Avalon Hotel Art Collection
Jesper Waldersten & Hasse Persson
In this room, two distinct artistic voices meet. On the left, Jesper Waldersten. On the right, Hasse Persson’s iconic series Say Cheese – Larry.
Waldersten’s work is linguistic and direct. A handwritten text, almost raw in its aesthetic, placed within a digital format. The words carry existential charge — formulated in everyday language yet psychologically precise. Waldersten often operates in the space between the private and the collective, where language functions as a mirror. In the hotel setting, the text becomes an inner monologue within a social environment.
On the opposite wall, we encounter Hasse Persson’s photographic sequence. Say Cheese – Larry presents a repeated portrait gesture — the same face, the same red hat, the same smile — yet with subtle variations. The series moves between humor and construction. What is authentic? What is performance? Persson, one of Sweden’s most internationally active photographers, has for decades explored the surface of identity and the power of staging.

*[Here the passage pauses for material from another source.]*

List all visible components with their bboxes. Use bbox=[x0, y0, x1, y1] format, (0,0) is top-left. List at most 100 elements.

Together, the works create a dialogue. Text and image. Psyche and persona. Introspection and exposure.
In the context of Avalon Hotel — a place of meetings, business, temporary roles and public smiles — this pairing becomes particularly charged. What do we show? What do we conceal? And how much of it is performance?
As part of the Avalon Hotel Art Collection, the installation functions not merely as decoration, but as a quiet yet intelligent commentary on contemporary life. Those who pause will see more than they first expect.